Tetes terakhir kopi dari cangkir kami sudah berpindah ke kerongkongan, dirimu sudah terdengar melemah menahan kantuk, dan akupun harus bersiap untuk perjalanan esok pagi.  Obrolan sore ini, dan obrolan kemarin dan obrolan-obrolan kita nanti, akan menjadi catatan catatan bermakna. Bagaimana aku bisa bosan membagi kisah denganmu??

Minggu, 07 April 2013

Kita

Suara alarm memecah pagi buta pada hari ke delapan bulan ketiga di tahun tigabelas, bersahut-sahutan dari segala penjuru kamar. Aku membuka mataku dan segera membasuh diri dengan sejuknya wudhu pagi. Menghaturkan sembah sujud kepada Yang Maha Memiliki diriku. Melantunkan sebaris doa, untukku dan orang-orang yang aku sayangi yang masih bersama di dunia ini maupun Bapak Ibu yang telah damai di dunianya. 

Aku terduduk setelahnya. Diluar terdengar rintik air hujan ditingkahi lembut suara Leona Lewis dari musik playerku. Mataku menerawang ke langit-langit kamar, ingatanku hinggap pada sesosok yang akhir-akhir ini senantiasa mengisi hari-hariku, melengkapi kosong disebelah jiwa, setia memupukkan semangat dan membuat aku melupakan luka yang menganga sekian lama. Sosok yang tak pernah menjanjikan akan mengobati lukaku, namun dengan caramu aku melupakan luka itu, dan aku menyembuhkan diriku sendiri.  

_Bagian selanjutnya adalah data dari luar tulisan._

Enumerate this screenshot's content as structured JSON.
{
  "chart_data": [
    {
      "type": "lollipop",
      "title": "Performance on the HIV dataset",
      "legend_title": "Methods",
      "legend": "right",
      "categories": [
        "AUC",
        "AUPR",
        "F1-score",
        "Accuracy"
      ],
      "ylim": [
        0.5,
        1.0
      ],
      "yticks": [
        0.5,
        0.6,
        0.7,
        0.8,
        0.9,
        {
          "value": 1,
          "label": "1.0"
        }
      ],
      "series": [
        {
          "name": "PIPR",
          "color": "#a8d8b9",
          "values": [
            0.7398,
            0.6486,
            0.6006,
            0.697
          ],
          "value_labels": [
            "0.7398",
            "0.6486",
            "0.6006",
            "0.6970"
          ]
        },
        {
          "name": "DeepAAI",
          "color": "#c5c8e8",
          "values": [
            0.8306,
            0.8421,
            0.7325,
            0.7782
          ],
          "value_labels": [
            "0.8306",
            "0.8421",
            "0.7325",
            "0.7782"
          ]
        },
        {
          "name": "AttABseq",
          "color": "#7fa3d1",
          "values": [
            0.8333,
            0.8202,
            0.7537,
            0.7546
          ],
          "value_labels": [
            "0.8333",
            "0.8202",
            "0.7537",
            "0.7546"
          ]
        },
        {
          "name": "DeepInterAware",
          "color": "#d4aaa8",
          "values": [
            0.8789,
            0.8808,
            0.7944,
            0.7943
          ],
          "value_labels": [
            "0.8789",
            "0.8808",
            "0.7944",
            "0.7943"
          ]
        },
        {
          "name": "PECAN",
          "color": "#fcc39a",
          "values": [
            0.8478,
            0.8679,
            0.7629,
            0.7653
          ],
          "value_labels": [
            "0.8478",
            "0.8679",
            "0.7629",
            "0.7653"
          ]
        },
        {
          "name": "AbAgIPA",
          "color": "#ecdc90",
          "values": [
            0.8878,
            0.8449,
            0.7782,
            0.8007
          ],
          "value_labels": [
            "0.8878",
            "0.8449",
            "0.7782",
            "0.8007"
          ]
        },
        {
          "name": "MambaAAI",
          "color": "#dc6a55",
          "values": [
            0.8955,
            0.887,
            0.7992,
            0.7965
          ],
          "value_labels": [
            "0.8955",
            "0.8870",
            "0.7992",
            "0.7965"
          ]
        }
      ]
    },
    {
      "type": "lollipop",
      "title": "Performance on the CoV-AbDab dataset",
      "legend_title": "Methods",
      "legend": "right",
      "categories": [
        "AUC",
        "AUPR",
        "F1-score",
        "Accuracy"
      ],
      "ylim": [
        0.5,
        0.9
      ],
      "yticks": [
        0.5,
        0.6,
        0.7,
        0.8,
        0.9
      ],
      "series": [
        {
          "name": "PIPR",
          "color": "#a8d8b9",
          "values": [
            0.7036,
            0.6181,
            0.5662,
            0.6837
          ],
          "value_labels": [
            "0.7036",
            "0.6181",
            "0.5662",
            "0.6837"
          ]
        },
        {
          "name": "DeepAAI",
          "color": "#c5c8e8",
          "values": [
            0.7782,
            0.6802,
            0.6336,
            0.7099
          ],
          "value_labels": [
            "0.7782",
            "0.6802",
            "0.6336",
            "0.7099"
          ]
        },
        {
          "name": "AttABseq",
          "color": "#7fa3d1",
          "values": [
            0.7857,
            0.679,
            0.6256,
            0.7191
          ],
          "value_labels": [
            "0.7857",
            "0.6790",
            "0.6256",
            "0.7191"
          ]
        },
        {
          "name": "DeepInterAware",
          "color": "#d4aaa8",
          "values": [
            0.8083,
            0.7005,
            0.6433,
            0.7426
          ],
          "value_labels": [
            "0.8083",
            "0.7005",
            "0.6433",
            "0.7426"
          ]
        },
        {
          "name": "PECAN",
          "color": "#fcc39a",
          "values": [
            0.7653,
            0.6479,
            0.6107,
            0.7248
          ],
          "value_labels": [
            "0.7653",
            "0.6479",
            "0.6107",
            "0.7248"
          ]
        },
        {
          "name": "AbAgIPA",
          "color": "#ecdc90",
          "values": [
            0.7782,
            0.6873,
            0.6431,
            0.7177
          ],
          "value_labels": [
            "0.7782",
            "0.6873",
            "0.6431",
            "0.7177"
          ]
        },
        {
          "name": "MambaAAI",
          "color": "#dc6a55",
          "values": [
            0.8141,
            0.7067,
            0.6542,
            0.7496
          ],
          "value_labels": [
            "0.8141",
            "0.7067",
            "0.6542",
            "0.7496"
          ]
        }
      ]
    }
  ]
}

Mencintai itu bukan tentang bisa memberikan segala yang terbaik dalam serba kecukupan namun memberikan segala yang terbaik yang mampu diberikan meskipun dalam kekurangan. Kemampuan untuk membagi semangat dan membangkitkan jiwaku yang letih. Memampukan diriku menguatkanmu disaat cobaan menghampirimu. Ikut merasakan manakala dirimu berbahagia. Ikut tertawa manakala aku bergembira. Ketulusanlah yang mempertemukan jiwa kita.

Meski terkadang tak sejalan, namun tak pernah terlintas untuk saling memaksakan. Tetap menggenggam erat  tangan, menggenggam erat hati. Saling menghargai dengan penuh ketulusan. Menyusuri jalan walaupun tak tahu dimana kan berujung. Lirih di hening malam, selantun doa, "Tuhan, ijinkan kami senantiasa berbahagia bersama"

Sebelum Fajar

Mengungkap rindumu yang membuncah tertahan, tak mampu kau tutupi dengan kegagahanmu. Ada sisi kekanakan dan manja ketika rasa itu datang, menguapkan semua kewibawaan. Tawa canda berderai setiapkali aku ada disisimu. Aku, yang kau cari. Aku yang kau kejar dengan sejuta harap cemasmu. Aku yang tak kunjung menghiraukanmu. Aku yang berdiri dengan segenap keangkuhanku. Selalu saja, aku berusaha pergi darimu, namun entah kenapa hatimu selalu bertahan menujuku. Hingga sampailah aku pada satu titik dimana tak bisa lagi mengelakkanmu. Dan aku tak lagi menemukan alasan untuk tidak membagi  bahagia denganmu.

Dalam rajutan hari demi hari, setiap alur benang kehidupan terjalin melembarkan satu kisah. Suka duka tak pernah tersimpan dalam kebisuan. Kau selalu menyediakan bahumu untukku bersandar dikala letih dan pedih, begitupun sebaliknya, manakala dirimu terjatuh dan terpuruk, selalu ada tanganku terulur dan dekapku yang menenangkanmu. 

Mungkin orang mengatakan aku manusia gila, karena menghidupkan sosokmu yang tak nyata dalam anganku. Seakan-akan kau benar-benar ada dan menjadi belahan jiwaku. Mungkin jiwaku memang sudah terbelah, sebelah didunia nyata, dan sebelah lagi kau bawa. Entah, akupun tak pernah tahu sampai kapan cerita ini kan berakhir. Berakhir dan menjadi nyata atau berakhir menguap bersama angan yang terbuang, aku tak peduli. 

Pada akhirnya bahagia juga hanya ada didalam angan. Biarkan malam ini aku bersamamu dalam anganku, membagi kisahku tanpa jeda, titik taupun koma. Sepanjang malam ini. Karena fajar nanti aku harus membangunkan diriku ke alam nyata untuk bersiap berlaga, tanpa canda tawa. Biarkan esok menjadi milik esok. Nikmati malam ini dalam bahagia kita.